A Robot that Automatically Finds and Opens a Door When Charging

A team of engineering students at the University of Cincinnati is building an autonomous robot that can open a door, find the nearest electrical outlet, and charge it without human assistance.

A Robot that Automatically Finds and Opens a Door When Charging

Door - Robot Kryptonite One of the biggest obstacles for robots is the door. Ou Ma is a Professor of Aerospace Engineering at the University of Cincinnati. “Robots can do a lot of things, but getting one of them to open the door and let it go through is a big deal,” said Ma. The team has overcome these challenges in 3D digital modeling, a huge step forward for robotic assistants. These robots could include robots that vacuum and disinfect office buildings, airports, and hospitals. They make up a significant portion of the $27 billion robotics industry.

Yufeng Sun is a senior research author and Ph.D. student at the University of California School of Engineering and Applied Sciences. Some researchers have solved the problem by scanning the entire room to create a 3D digital model that allows the robot to find the door, Sun said. However, this is a tedious solution that only applies to scanned rooms.

There are many challenges in developing autonomous robots that open doors on their own. First, it comes in a variety of colors and sizes and has a variety of handles that can be lower or higher. The robot also needs to know how much force it must use to open the door to overcome the resistance. Because many public doors close automatically, the robot may lose its grip and have to start over.

Using Machine Learning

Using machine learning, UCLA students were able to "teach" themselves how to open a door by a robot through trial and error. This means that the robot can correct mistakes on the fly and prepare for real work through simulation. “The robot needs enough data or 'experience' to train,” says Sun. “This is a big problem for other robotics applications that use AI-based approaches to solving real-world problems.”

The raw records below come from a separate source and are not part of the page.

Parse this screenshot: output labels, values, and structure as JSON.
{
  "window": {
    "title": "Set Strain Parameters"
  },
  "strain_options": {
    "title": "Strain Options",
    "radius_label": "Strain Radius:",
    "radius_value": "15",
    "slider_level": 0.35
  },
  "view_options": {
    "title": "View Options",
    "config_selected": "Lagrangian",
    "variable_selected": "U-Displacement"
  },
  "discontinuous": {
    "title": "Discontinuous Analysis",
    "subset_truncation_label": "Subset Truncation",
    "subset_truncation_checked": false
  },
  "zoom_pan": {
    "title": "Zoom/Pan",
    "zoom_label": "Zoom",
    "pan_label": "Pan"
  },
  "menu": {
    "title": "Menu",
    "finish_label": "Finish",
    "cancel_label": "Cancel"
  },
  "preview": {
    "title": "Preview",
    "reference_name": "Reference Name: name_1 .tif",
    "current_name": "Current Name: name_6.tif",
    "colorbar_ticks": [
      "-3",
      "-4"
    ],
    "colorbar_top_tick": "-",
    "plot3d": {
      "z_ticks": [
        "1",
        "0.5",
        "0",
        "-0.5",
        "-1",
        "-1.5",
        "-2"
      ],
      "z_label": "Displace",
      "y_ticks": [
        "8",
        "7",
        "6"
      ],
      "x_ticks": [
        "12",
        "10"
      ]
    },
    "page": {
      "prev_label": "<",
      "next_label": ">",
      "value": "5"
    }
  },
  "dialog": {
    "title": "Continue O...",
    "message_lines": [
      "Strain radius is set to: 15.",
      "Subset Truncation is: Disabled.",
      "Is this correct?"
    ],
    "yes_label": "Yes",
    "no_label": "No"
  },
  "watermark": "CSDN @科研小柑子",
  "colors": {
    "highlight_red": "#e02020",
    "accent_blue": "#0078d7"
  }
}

Sun and UCLA graduate student Sam King transform successful simulation studies into real robots. "The question is how to translate this learned governance policy from simulation to reality, which is often referred to as the Sim2Real problem," Sun said.

Another problem is that digital simulations are typically only 60-70% successful in initial real-world applications. Therefore, Sun plans to spend at least a year perfecting the new autonomous robotic system.